# Anyone fished Broughton Creek @ Berry NSW



## yaksta (Oct 27, 2005)

Hi guys,
I was thinking of a paddle and fish in Broughton Creek. It's a feeder creek to the Shoalhaven system. I believe there is a boat ramp at the Berry end on Wharf rd and was wondering if anyone had been there or has any details on where to launch.
I believe that Bream & Flathead are the target species and any ideas on lures especially poppers would be appreciated.

Thanks
Wayne


----------



## grimo82 (Jan 16, 2007)

Hey mate,

I fished it about two weeks ago (put in at the berry ramp) and headed up stream. Tried some poppers early on with no sucess. Headed up further and switched to plastics and SX40. Ended up with 1 flathead and 4 bream, all under size.


----------



## Jeffo (Sep 10, 2006)

Looking forward to giving it a go Sunday morning.

Cheers

Jeffo


----------



## Rebel 1 (Mar 27, 2007)

Hey jeffo, i fished it last sunday. I really wanted to test my poppers out, after an hour iwas ready to pack up.i decided to throw an sx40 out and ended up with 10 + bream and 3 bass.

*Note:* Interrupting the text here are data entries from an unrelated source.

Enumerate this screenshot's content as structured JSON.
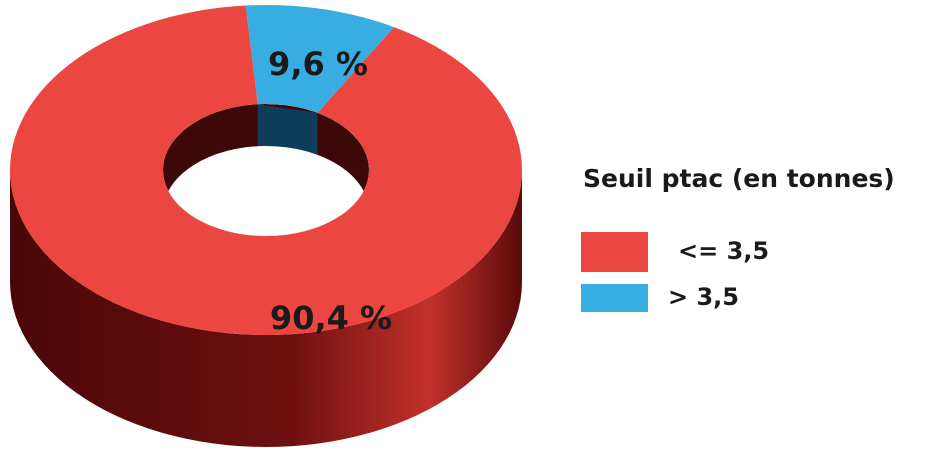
{
  "chart_data": {
    "type": "donut",
    "legend_title": "Seuil ptac (en tonnes)",
    "categories": [
      "<= 3,5",
      "> 3,5"
    ],
    "values": [
      90.4,
      9.6
    ],
    "value_labels": [
      "90,4 %",
      "9,6 %"
    ],
    "colors": [
      "#ec4640",
      "#38ade2"
    ]
  }
}
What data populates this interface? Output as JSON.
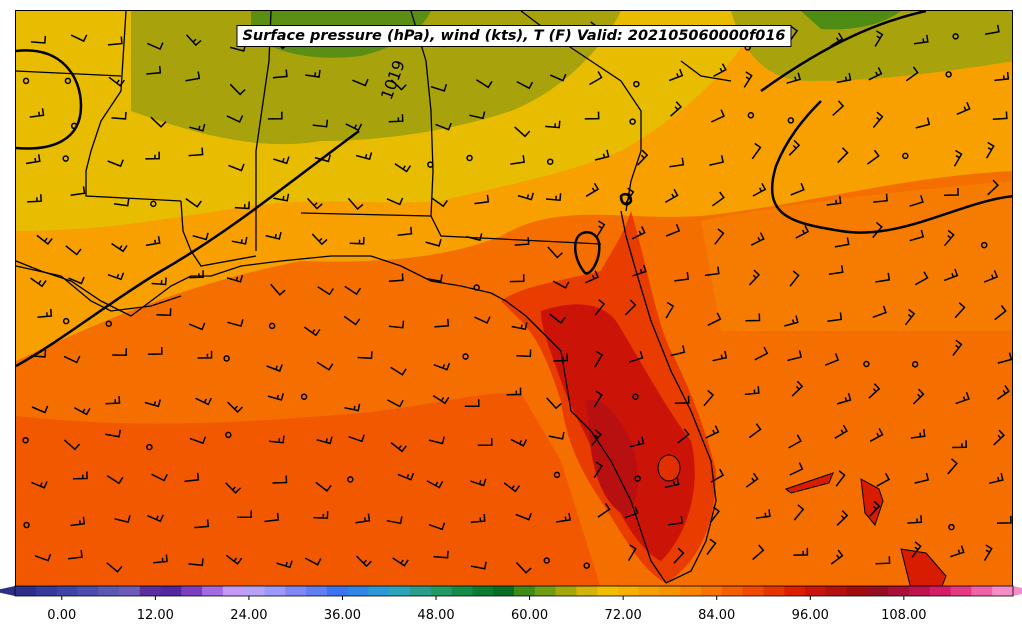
{
  "title": "Surface pressure (hPa), wind (kts), T (F) Valid: 202105060000f016",
  "isobar_label": "1019",
  "colorbar": {
    "ticks": [
      "0.00",
      "12.00",
      "24.00",
      "36.00",
      "48.00",
      "60.00",
      "72.00",
      "84.00",
      "96.00",
      "108.00"
    ],
    "min": -6,
    "max": 122,
    "step": 3,
    "colors": [
      "#2b2f8a",
      "#34399a",
      "#3d44a8",
      "#4a4fae",
      "#5a5ab5",
      "#6a5cb8",
      "#5b2e9e",
      "#5226a0",
      "#7b3fc0",
      "#a46ae0",
      "#c39af5",
      "#b6a3f8",
      "#9a9af8",
      "#7f88f5",
      "#5f7ff2",
      "#3a74ee",
      "#2f86e6",
      "#2a99d6",
      "#2aa6b8",
      "#2a9e8c",
      "#1f9a62",
      "#148c48",
      "#0c7c33",
      "#096e25",
      "#3f8b1a",
      "#6e9d13",
      "#a4a80d",
      "#d4b40a",
      "#f0c000",
      "#f5b000",
      "#f6a000",
      "#f79400",
      "#f78500",
      "#f67300",
      "#f45e00",
      "#f04a00",
      "#e83400",
      "#dc1f00",
      "#c8140c",
      "#b4100e",
      "#a00c10",
      "#950d20",
      "#a80f38",
      "#c0124e",
      "#d41c68",
      "#e43a86",
      "#ef62a8",
      "#f48dc6"
    ]
  }
}
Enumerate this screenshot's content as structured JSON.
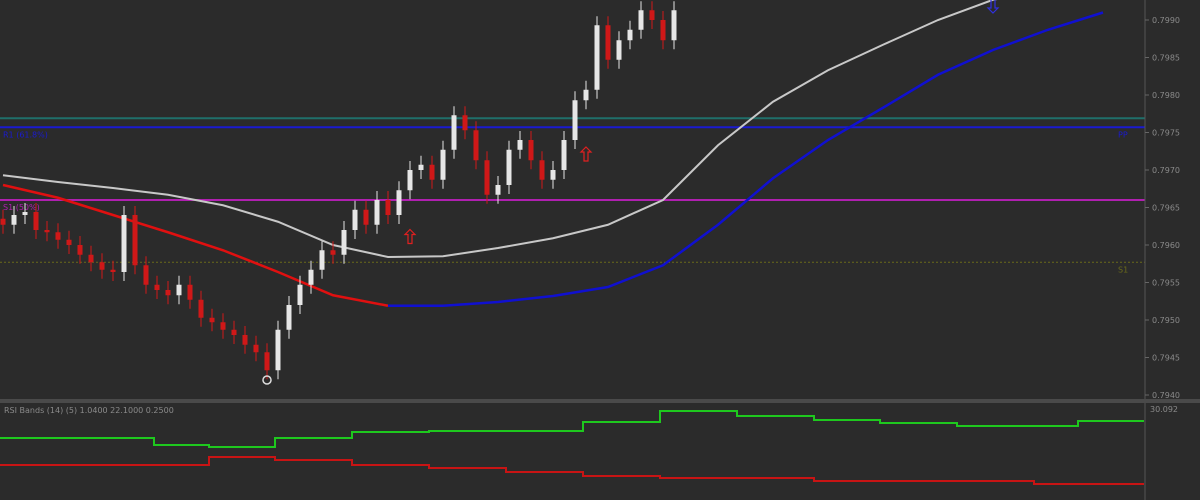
{
  "chart_data": {
    "type": "candlestick",
    "price_axis": {
      "ticks": [
        "0.7990",
        "0.7985",
        "0.7980",
        "0.7975",
        "0.7970",
        "0.7965",
        "0.7960",
        "0.7955",
        "0.7950",
        "0.7945",
        "0.7940"
      ],
      "range": [
        0.794,
        0.799
      ]
    },
    "candles_close": [
      0.79627,
      0.7964,
      0.79644,
      0.7962,
      0.79617,
      0.79607,
      0.796,
      0.79587,
      0.79577,
      0.79567,
      0.79564,
      0.7964,
      0.79573,
      0.79547,
      0.7954,
      0.79533,
      0.79547,
      0.79527,
      0.79503,
      0.79497,
      0.79487,
      0.7948,
      0.79467,
      0.79457,
      0.79433,
      0.79487,
      0.7952,
      0.79547,
      0.79567,
      0.79593,
      0.79587,
      0.7962,
      0.79647,
      0.79627,
      0.7966,
      0.7964,
      0.79673,
      0.797,
      0.79707,
      0.79687,
      0.79727,
      0.79773,
      0.79753,
      0.79713,
      0.79667,
      0.7968,
      0.79727,
      0.7974,
      0.79713,
      0.79687,
      0.797,
      0.7974,
      0.79793,
      0.79807,
      0.79893,
      0.79847,
      0.79873,
      0.79887,
      0.79913,
      0.799,
      0.79873,
      0.79913
    ],
    "moving_averages": [
      {
        "color": "#c8c8c8",
        "sample_every_bars": 5,
        "values": [
          0.79693,
          0.79684,
          0.79676,
          0.79667,
          0.79653,
          0.79631,
          0.796,
          0.79584,
          0.79585,
          0.79596,
          0.79609,
          0.79627,
          0.7966,
          0.79733,
          0.79791,
          0.79833,
          0.79867,
          0.799,
          0.79927,
          0.7994,
          0.79953
        ]
      },
      {
        "color_down": "#e01010",
        "color_up": "#1010d0",
        "color_switch_sample": 7,
        "sample_every_bars": 5,
        "values": [
          0.7968,
          0.79663,
          0.7964,
          0.79617,
          0.79593,
          0.79564,
          0.79533,
          0.79519,
          0.79519,
          0.79524,
          0.79532,
          0.79544,
          0.79573,
          0.79627,
          0.79689,
          0.7974,
          0.79783,
          0.79827,
          0.7986,
          0.79887,
          0.7991
        ]
      }
    ],
    "levels": [
      {
        "price": 0.79769,
        "color": "#1f6f6a",
        "label": "",
        "style": "solid"
      },
      {
        "price": 0.79757,
        "color": "#1a1ad0",
        "label": "R1 (61.8%)",
        "right_label": "PP",
        "style": "solid"
      },
      {
        "price": 0.7966,
        "color": "#b020b0",
        "label": "S1 (50%)",
        "style": "solid"
      },
      {
        "price": 0.79577,
        "color": "#6b6b1a",
        "label": "",
        "right_label": "S1",
        "style": "dotted"
      }
    ],
    "signals": [
      {
        "bar": 37,
        "price": 0.7961,
        "type": "arrow-up",
        "color": "#e02020"
      },
      {
        "bar": 53,
        "price": 0.7972,
        "type": "arrow-up",
        "color": "#e02020"
      },
      {
        "bar": 90,
        "price": 0.7992,
        "type": "arrow-down",
        "color": "#3030e0"
      },
      {
        "bar": 24,
        "price": 0.7942,
        "type": "circle",
        "color": "#dddddd"
      }
    ],
    "indicator": {
      "label": "RSI Bands (14) (5) 1.0400 22.1000 0.2500",
      "right_value": "30.092",
      "range": [
        0,
        100
      ],
      "series": [
        {
          "color": "#1ec81e",
          "steps": [
            [
              0,
              63.9
            ],
            [
              14,
              56.7
            ],
            [
              19,
              54.6
            ],
            [
              25,
              63.9
            ],
            [
              32,
              70.1
            ],
            [
              39,
              71.1
            ],
            [
              53,
              80.4
            ],
            [
              60,
              91.8
            ],
            [
              67,
              86.6
            ],
            [
              74,
              82.5
            ],
            [
              80,
              79.4
            ],
            [
              87,
              76.3
            ],
            [
              98,
              81.4
            ]
          ]
        },
        {
          "color": "#c81414",
          "steps": [
            [
              0,
              36.1
            ],
            [
              19,
              44.3
            ],
            [
              25,
              41.2
            ],
            [
              32,
              36.1
            ],
            [
              39,
              33.0
            ],
            [
              46,
              28.9
            ],
            [
              53,
              24.7
            ],
            [
              60,
              22.7
            ],
            [
              74,
              19.6
            ],
            [
              94,
              16.5
            ]
          ]
        }
      ]
    },
    "colors": {
      "background": "#2b2b2b",
      "bull": "#e6e6e6",
      "bear": "#d01818",
      "axis_text": "#8a8a8a"
    }
  }
}
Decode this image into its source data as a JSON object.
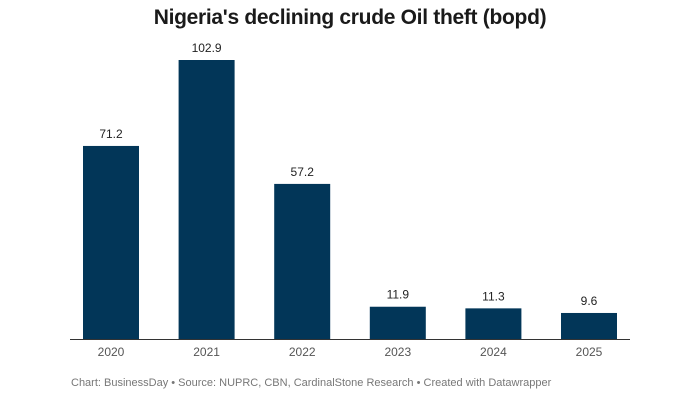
{
  "chart_data": {
    "type": "bar",
    "title": "Nigeria's declining crude Oil theft (bopd)",
    "categories": [
      "2020",
      "2021",
      "2022",
      "2023",
      "2024",
      "2025"
    ],
    "values": [
      71.2,
      102.9,
      57.2,
      11.9,
      11.3,
      9.6
    ],
    "value_labels": [
      "71.2",
      "102.9",
      "57.2",
      "11.9",
      "11.3",
      "9.6"
    ],
    "xlabel": "",
    "ylabel": "",
    "ylim": [
      0,
      102.9
    ],
    "grid": false,
    "bar_color": "#023658"
  },
  "footer": "Chart: BusinessDay • Source: NUPRC, CBN, CardinalStone Research • Created with Datawrapper"
}
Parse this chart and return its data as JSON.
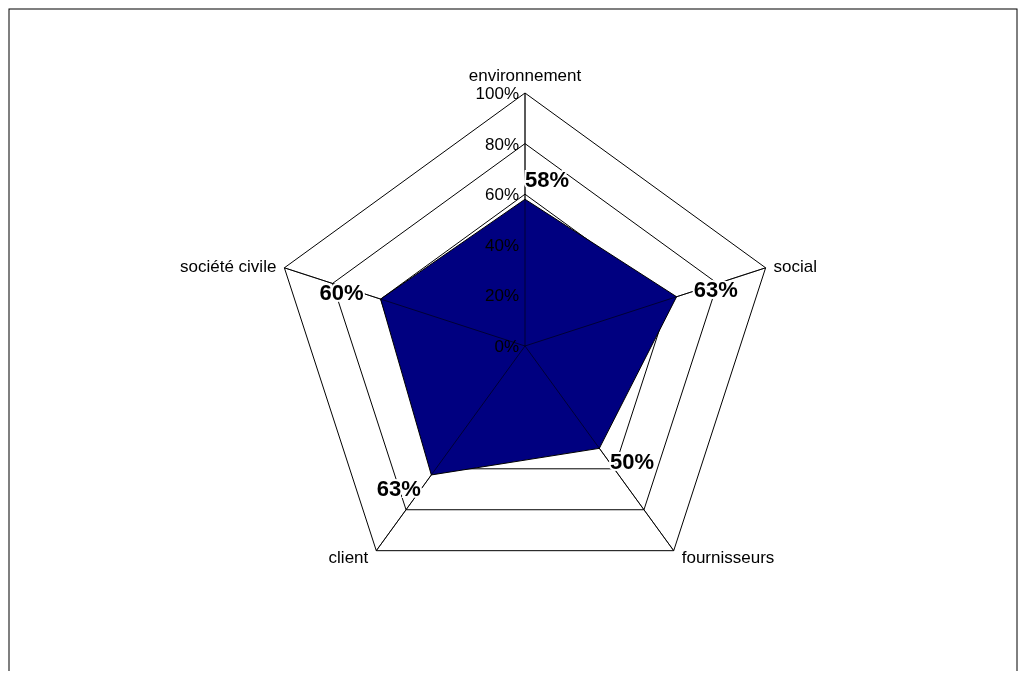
{
  "chart_data": {
    "type": "radar",
    "categories": [
      "environnement",
      "social",
      "fournisseurs",
      "client",
      "société civile"
    ],
    "series": [
      {
        "color": "#000080",
        "values": [
          58,
          63,
          50,
          63,
          60
        ]
      }
    ],
    "ylim": [
      0,
      100
    ],
    "yticks": [
      {
        "value": 0,
        "label": "0%"
      },
      {
        "value": 20,
        "label": "20%"
      },
      {
        "value": 40,
        "label": "40%"
      },
      {
        "value": 60,
        "label": "60%"
      },
      {
        "value": 80,
        "label": "80%"
      },
      {
        "value": 100,
        "label": "100%"
      }
    ],
    "value_labels": [
      "58%",
      "63%",
      "50%",
      "63%",
      "60%"
    ],
    "grid": true
  }
}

It was a great session anf i will probably try again next sunday if the fishing gods approve.


----------



## yaksta (Oct 27, 2005)

Hey Rebel,
Which sx40 did you use?
Jeffo & Grimo had success today with a 305 and I got nothing because I didn't have an sx40. (The lack of fishing skills may have also contributed)
But I've gotta get some of these sx40's.

Wayne


----------



## Rebel 1 (Mar 27, 2007)

could be a 407??? threw away the box and the lure has since been chewed a little. is a natural colour green on top and white\silver on the bottom. my mate and i are thinking about going this sundayif you are keen to try again? i cant commit til later this week


----------



## yaksta (Oct 27, 2005)

Hey Rebel,
Thanks for that mate. I'm placing an order in the next couple of days from Motackle and want to make sure I get the ones that get the fish.
Sorry can't make it Sunday but a mate & I are going on Monday so leave a few for us.

Wayne


----------